To shed light on the process of working as a maintainer (bonus if we get more contributors from it).
- Empathy for maintainers as people rather than open source projects as code (e.g. who can be a maintainer, what exactly does a maintainer do)
- Present missing context and clearing up misunderstandings into what's "behind the scenes" (e.g. why does it take so long to merge a PR or make a release? what goes into it?)
- Sharing in the similar struggles that we all face as developers and as people (e.g. understanding what you know and don't know)
Maybe it's fine if end up with more questions than answers; I don't know what I'm doing here so I'm eager to learn and discuss with everyone!
Just some ideas and potential questions as an example.
- Growing Maintainers: How do projects inspire others to join a project?
- Onboarding program, welcoming team, mentorships
- Programs: Summer of Code, Hackathons, Company Workshop, Meetups, Conferences
- Dealing with the fear of contributing
- How to stick with it (not just how to get started)
- What are the different ways to contribute, not just code? What roles are there?
- Maintainer Struggles
- Learning to set boundaries: overwork, distractions, set hours of availability
- Losing passion, burnout, handing off projects, letting go, delegation, etc
- Pride, entitlement, dealing with negative feedback
- Stories of failure, likewise handling "success" + pressure
- Events like left-pad and event-stream
- Handlng perfectionism, scope creep, when to release and "be done"
- OSS as a business
- How much do we need? What do we want money for?
- How should money be divided?
- Common Questions
- Why isn't my PR merged?
- Why does a release take so long?
- Why don't you do x?
- What makes a healthy project?
- How do we measure success?
- Why do we feel so guilty in open source?
- What's the nature of the relationship we have with the community as a maintainer?
- What is a project's life-span?
Example of a specific theme/season:
- Language Standards: I originally thought of making a Babel podcast (maybe I still should) for this idea.
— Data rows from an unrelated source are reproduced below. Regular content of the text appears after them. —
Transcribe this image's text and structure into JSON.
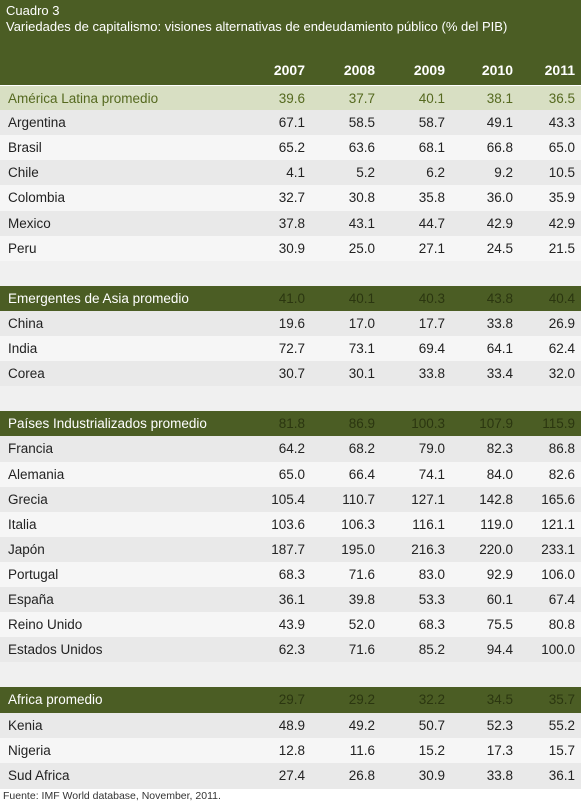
{
  "header": {
    "label": "Cuadro 3",
    "title": "Variedades de capitalismo: visiones alternativas de endeudamiento público  (% del PIB)"
  },
  "table": {
    "columns": [
      "2007",
      "2008",
      "2009",
      "2010",
      "2011"
    ],
    "groups": [
      {
        "name": "América Latina promedio",
        "values": [
          "39.6",
          "37.7",
          "40.1",
          "38.1",
          "36.5"
        ],
        "rows": [
          {
            "name": "Argentina",
            "values": [
              "67.1",
              "58.5",
              "58.7",
              "49.1",
              "43.3"
            ]
          },
          {
            "name": "Brasil",
            "values": [
              "65.2",
              "63.6",
              "68.1",
              "66.8",
              "65.0"
            ]
          },
          {
            "name": "Chile",
            "values": [
              "4.1",
              "5.2",
              "6.2",
              "9.2",
              "10.5"
            ]
          },
          {
            "name": "Colombia",
            "values": [
              "32.7",
              "30.8",
              "35.8",
              "36.0",
              "35.9"
            ]
          },
          {
            "name": "Mexico",
            "values": [
              "37.8",
              "43.1",
              "44.7",
              "42.9",
              "42.9"
            ]
          },
          {
            "name": "Peru",
            "values": [
              "30.9",
              "25.0",
              "27.1",
              "24.5",
              "21.5"
            ]
          }
        ]
      },
      {
        "name": "Emergentes de Asia promedio",
        "values": [
          "41.0",
          "40.1",
          "40.3",
          "43.8",
          "40.4"
        ],
        "rows": [
          {
            "name": "China",
            "values": [
              "19.6",
              "17.0",
              "17.7",
              "33.8",
              "26.9"
            ]
          },
          {
            "name": "India",
            "values": [
              "72.7",
              "73.1",
              "69.4",
              "64.1",
              "62.4"
            ]
          },
          {
            "name": "Corea",
            "values": [
              "30.7",
              "30.1",
              "33.8",
              "33.4",
              "32.0"
            ]
          }
        ]
      },
      {
        "name": "Países Industrializados promedio",
        "values": [
          "81.8",
          "86.9",
          "100.3",
          "107.9",
          "115.9"
        ],
        "rows": [
          {
            "name": "Francia",
            "values": [
              "64.2",
              "68.2",
              "79.0",
              "82.3",
              "86.8"
            ]
          },
          {
            "name": "Alemania",
            "values": [
              "65.0",
              "66.4",
              "74.1",
              "84.0",
              "82.6"
            ]
          },
          {
            "name": "Grecia",
            "values": [
              "105.4",
              "110.7",
              "127.1",
              "142.8",
              "165.6"
            ]
          },
          {
            "name": "Italia",
            "values": [
              "103.6",
              "106.3",
              "116.1",
              "119.0",
              "121.1"
            ]
          },
          {
            "name": "Japón",
            "values": [
              "187.7",
              "195.0",
              "216.3",
              "220.0",
              "233.1"
            ]
          },
          {
            "name": "Portugal",
            "values": [
              "68.3",
              "71.6",
              "83.0",
              "92.9",
              "106.0"
            ]
          },
          {
            "name": "España",
            "values": [
              "36.1",
              "39.8",
              "53.3",
              "60.1",
              "67.4"
            ]
          },
          {
            "name": "Reino Unido",
            "values": [
              "43.9",
              "52.0",
              "68.3",
              "75.5",
              "80.8"
            ]
          },
          {
            "name": "Estados Unidos",
            "values": [
              "62.3",
              "71.6",
              "85.2",
              "94.4",
              "100.0"
            ]
          }
        ]
      },
      {
        "name": "Africa promedio",
        "values": [
          "29.7",
          "29.2",
          "32.2",
          "34.5",
          "35.7"
        ],
        "rows": [
          {
            "name": "Kenia",
            "values": [
              "48.9",
              "49.2",
              "50.7",
              "52.3",
              "55.2"
            ]
          },
          {
            "name": "Nigeria",
            "values": [
              "12.8",
              "11.6",
              "15.2",
              "17.3",
              "15.7"
            ]
          },
          {
            "name": "Sud Africa",
            "values": [
              "27.4",
              "26.8",
              "30.9",
              "33.8",
              "36.1"
            ]
          }
        ]
      }
    ]
  },
  "footer": {
    "source": "Fuente: IMF World database, November, 2011."
  }
}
People tend to think "ivory tower", so it could be interesting to speak with folks on TC39 to better explain how things are done, how to get involved, and what can change.
- How does it differ from other language standards like C or browser APIs?
- How has the committee grown over time in the mix of people: language designers, implementors, practioners, educators?
- History of a specific feature: how does it get finalized?
- What's a meeting like: who goes, how it is organized? Is there much arguing or voting?
- How has decision making evolved over time? (the Staging process)
- How is "feedback" received or taken?
- How important are "edge cases": why does it matter?
- Perception of the language over time: moving too fast, moving too slow
- Questions about language design: performance, usability, teachability, aesthetics, syntax budget, etc.
- Ecosystem alignment: how is the language shaped by tools, libraries, other use cases other than the web?
Anything about open source that you'd want to hear about or discuss that we don't say much about? Let me know!
Releasing by topic or season seems to make sense. Can we go into detail just about a specific question, or just start with a general problem and see where the conversation goes?
I certainly don't see myself wanting to do a solo podcast so not opposed to just talking with a guest or doing a series of episodes with the same guest? Maybe it's better to try it out and see where it goes?
And as for guests, of course we can interview open source maintainers! But I'm curious about talking with contributors, people who haven't yet, or people in other fields that do "maintainer-like" roles on their perspectives?
Would appreciate your feedback as I'm still thinking through this!